As you know, I really thought a lot of my son. There is so much I miss about him: his kindness and courtesy, his practical help, his humor, new song and poem reveals, his advice, his challenges (encouraging me to play the drums 20 minutes a day, or to make a timeline of my life), his sense of adventure…
I never knew him as a healthy adult: he was diagnosed at age 20 and life was never the same. He voluntarily gave up his driver’s license right away; I guess he knew before anyone mentioned it that it wouldn’t be safe for him to drive with his peripheral vision loss and numbness in his foot. So he quite suddenly lost his independence.
I often think about what he would have become. I am sure his attitude toward the homeless would have matured into greater effectiveness and stewardship. There would have been more songs and poems to bless or entertain us. Perhaps his love of hiking would have led to week-long backpacking trips or rock-climbing adventures.
He had started writing a sci fi novel: it would have been great to read that. Certainly he would have traveled more; he was adventurous and always open to experiencing new cultures.
He was a natural teacher and counselor, and had an abundance of common sense, so more mentoring, no doubt.
I'm tempted to feel sorry for all those who never knew Joe and who would have known and enjoyed him had he lived a longer life. But, maybe he accomplished all he was meant to accomplish in this life.
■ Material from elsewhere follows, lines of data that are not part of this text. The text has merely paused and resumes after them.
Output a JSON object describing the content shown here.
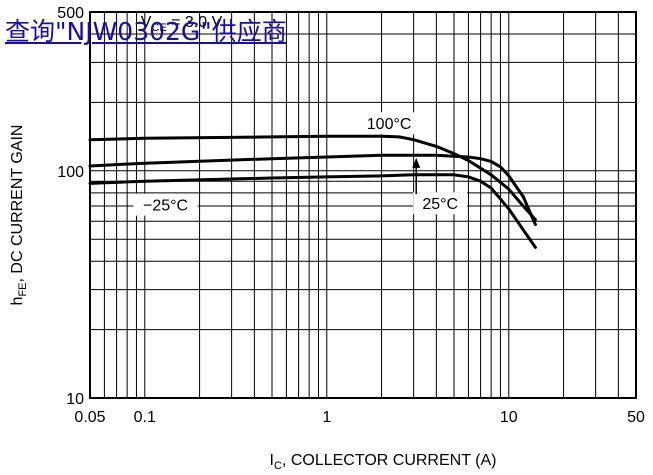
{
  "link_text": "查询\"NJW0302G\"供应商",
  "chart_data": {
    "type": "line",
    "title": "",
    "xlabel": "I_C, COLLECTOR CURRENT (A)",
    "ylabel": "h_FE, DC CURRENT GAIN",
    "xscale": "log",
    "yscale": "log",
    "xlim": [
      0.05,
      50
    ],
    "ylim": [
      10,
      500
    ],
    "x_ticks": [
      0.05,
      0.1,
      1,
      10,
      50
    ],
    "x_tick_labels": [
      "0.05",
      "0.1",
      "1",
      "10",
      "50"
    ],
    "y_ticks": [
      10,
      100,
      500
    ],
    "y_tick_labels": [
      "10",
      "100",
      "500"
    ],
    "grid": true,
    "annotation": "V_CE = 3.0 V",
    "series": [
      {
        "name": "100°C",
        "x": [
          0.05,
          0.1,
          0.5,
          1,
          2,
          2.5,
          3,
          4,
          5,
          6,
          8,
          10,
          12,
          14
        ],
        "y": [
          137,
          139,
          141,
          142,
          142,
          141,
          137,
          128,
          119,
          111,
          96,
          83,
          70,
          61
        ]
      },
      {
        "name": "25°C",
        "x": [
          0.05,
          0.1,
          0.5,
          1,
          2,
          3,
          4,
          5,
          6,
          7,
          8,
          9,
          10,
          12,
          14
        ],
        "y": [
          105,
          108,
          113,
          115,
          117,
          117,
          117,
          116,
          115,
          113,
          110,
          104,
          95,
          77,
          58
        ]
      },
      {
        "name": "−25°C",
        "x": [
          0.05,
          0.1,
          0.5,
          1,
          2,
          3,
          4,
          5,
          6,
          7,
          8,
          10,
          12,
          14
        ],
        "y": [
          88,
          90,
          93,
          94,
          95,
          96,
          96,
          96,
          94,
          90,
          84,
          68,
          55,
          46
        ]
      }
    ],
    "series_labels": [
      {
        "text": "100°C",
        "x": 2.2,
        "y": 162
      },
      {
        "text": "25°C",
        "x": 4.2,
        "y": 72
      },
      {
        "text": "−25°C",
        "x": 0.13,
        "y": 71
      }
    ]
  }
}
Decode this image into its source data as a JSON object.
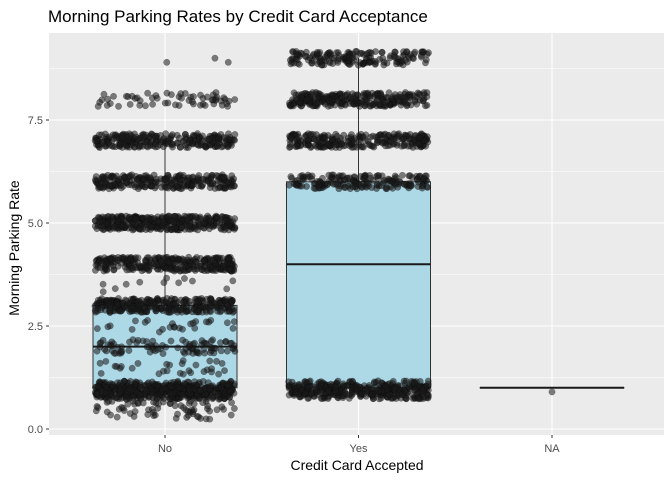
{
  "chart_data": {
    "type": "boxplot",
    "title": "Morning Parking Rates by Credit Card Acceptance",
    "xlabel": "Credit Card Accepted",
    "ylabel": "Morning Parking Rate",
    "categories": [
      "No",
      "Yes",
      "NA"
    ],
    "y_ticks": [
      {
        "value": 0,
        "label": "0.0"
      },
      {
        "value": 2.5,
        "label": "2.5"
      },
      {
        "value": 5,
        "label": "5.0"
      },
      {
        "value": 7.5,
        "label": "7.5"
      }
    ],
    "ylim": [
      -0.1,
      9.35
    ],
    "grid": true,
    "boxes": [
      {
        "category": "No",
        "min": 1,
        "q1": 1,
        "median": 2,
        "q3": 3,
        "max": 7,
        "outliers": [
          8,
          9
        ]
      },
      {
        "category": "Yes",
        "min": 1,
        "q1": 1,
        "median": 4,
        "q3": 6,
        "max": 9,
        "outliers": []
      },
      {
        "category": "NA",
        "min": 1,
        "q1": 1,
        "median": 1,
        "q3": 1,
        "max": 1,
        "outliers": []
      }
    ],
    "jitter_points": [
      {
        "category": "No",
        "levels": [
          {
            "y": 0.35,
            "n": 20
          },
          {
            "y": 0.5,
            "n": 40
          },
          {
            "y": 0.8,
            "n": 50
          },
          {
            "y": 0.9,
            "n": 260
          },
          {
            "y": 1,
            "n": 220
          },
          {
            "y": 1.5,
            "n": 30
          },
          {
            "y": 2,
            "n": 90
          },
          {
            "y": 2.5,
            "n": 25
          },
          {
            "y": 3,
            "n": 320
          },
          {
            "y": 3.5,
            "n": 12
          },
          {
            "y": 4,
            "n": 320
          },
          {
            "y": 5,
            "n": 360
          },
          {
            "y": 6,
            "n": 260
          },
          {
            "y": 7,
            "n": 260
          },
          {
            "y": 8,
            "n": 60
          },
          {
            "y": 8.9,
            "n": 2
          },
          {
            "y": 9,
            "n": 1
          }
        ]
      },
      {
        "category": "Yes",
        "levels": [
          {
            "y": 0.9,
            "n": 240
          },
          {
            "y": 1,
            "n": 180
          },
          {
            "y": 6,
            "n": 190
          },
          {
            "y": 7,
            "n": 260
          },
          {
            "y": 8,
            "n": 280
          },
          {
            "y": 9,
            "n": 170
          }
        ]
      },
      {
        "category": "NA",
        "levels": [
          {
            "y": 0.9,
            "n": 1
          }
        ]
      }
    ],
    "colors": {
      "panel": "#ebebeb",
      "grid_major": "#ffffff",
      "box_fill": "#add8e6",
      "box_line": "#333333",
      "point": "#1a1a1a",
      "point_opacity": 0.55
    }
  }
}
…all the days ordained for me were written in your book before one of them came to be. (Psalm 139:16)
I also have to remind myself that he was fallible, like we all are. And many good people have stepped off the good path into moral failure, or wandered off gradually into spiritual decline. I suppose I “see” his unlived future through rose-colored glasses. (But I’ve no doubt he would’ve continued to make his mama proud).
People talk about “beating cancer” or “losing his battle with cancer”. I don’t believe Joe lost a battle with cancer. He loved and served God and people to the end of his life. He won the victory in how he lived and died—with grace and strength of character.
I have fought a good fight, I have finished my course, I have kept the faith. (2 Timothy 4:7)
He didn’t lose. He won, because he finished well. And I’m pretty sure he is still celebrating.